For the number $n_s(\alpha,\beta;X)$ of points $(x_1,x_2)$ in the two-dimensional Fibonacci quasilattices $\mathcal F^2_m$ of level $m=0,1,2,\dots$ lying on the hyperbola $x_1^2-\alpha x_2^2=\beta$ and such that $0\leq x_1\leq X$, $x_2\geq0$, the asymptotic formula
$$ n_s(\alpha,\beta;X)\sim c_s(\alpha,\beta)\ln X\quad\text{as}\quad X\to\infty $$
is established, the coefficient $c_s(\alpha,\beta)$ is calculated exactly. Using this, the following result is obtained. Let $F_m$ be the Fibonacci numbers, $A_i\in\mathbb N$, $i=1,2$, and let $\overleftarrow A_i$ be the shift of $A_i$ in the Fibonacci numeral system.

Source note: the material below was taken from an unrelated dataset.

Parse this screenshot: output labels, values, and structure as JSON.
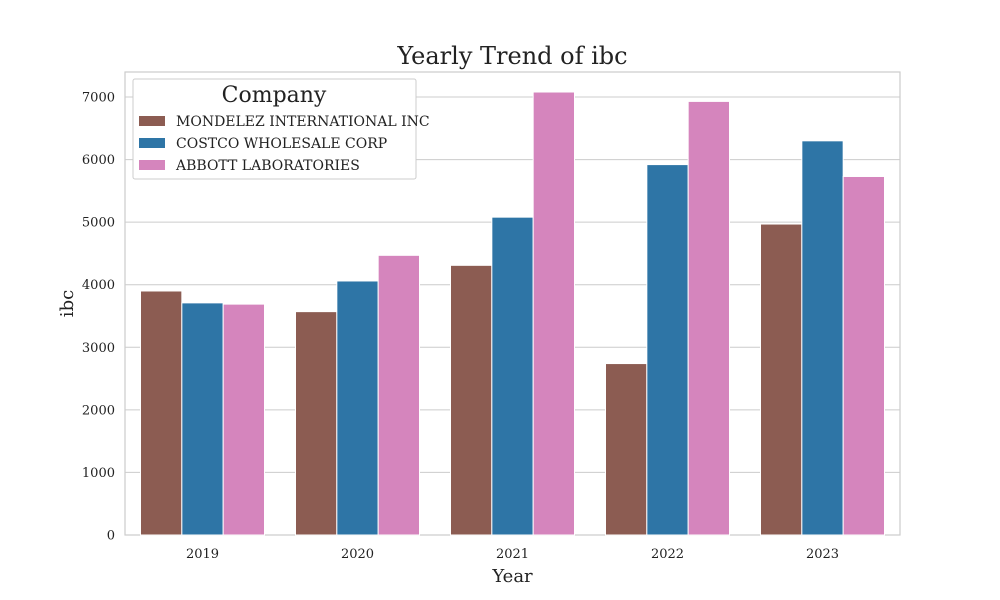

Then the number $n_s(X)$ of all solutions $(A_1,A_2)$ of the Diophantine system
$$ \left\{ \begin{aligned} &A_1^2+\overleftarrow A_1^2-2A_2\overleftarrow A_2+\overleftarrow A_2^2=F_{2s},\\ &\overleftarrow A_1^2-2A_1\overleftarrow A_1+A_2^2-2A_2\overleftarrow A_2+2\overleftarrow A_2^2=F_{2s-1}, \end{aligned} \right. $$
$0\leq A_1\leq X$, $A_2\geq0$, satisfies the asymptotic formula
$$ n_s(X)\sim\frac{c_s}{\mathrm{arcosh}(1/\tau)}\ln X\quad\text{as}\quad X\to\infty. $$
Here $\tau=(-1+\sqrt5)/2$ is the golden ratio, and $c_s=1/2$ or $1$ for $s=0$ or $s\geq1$, respectively.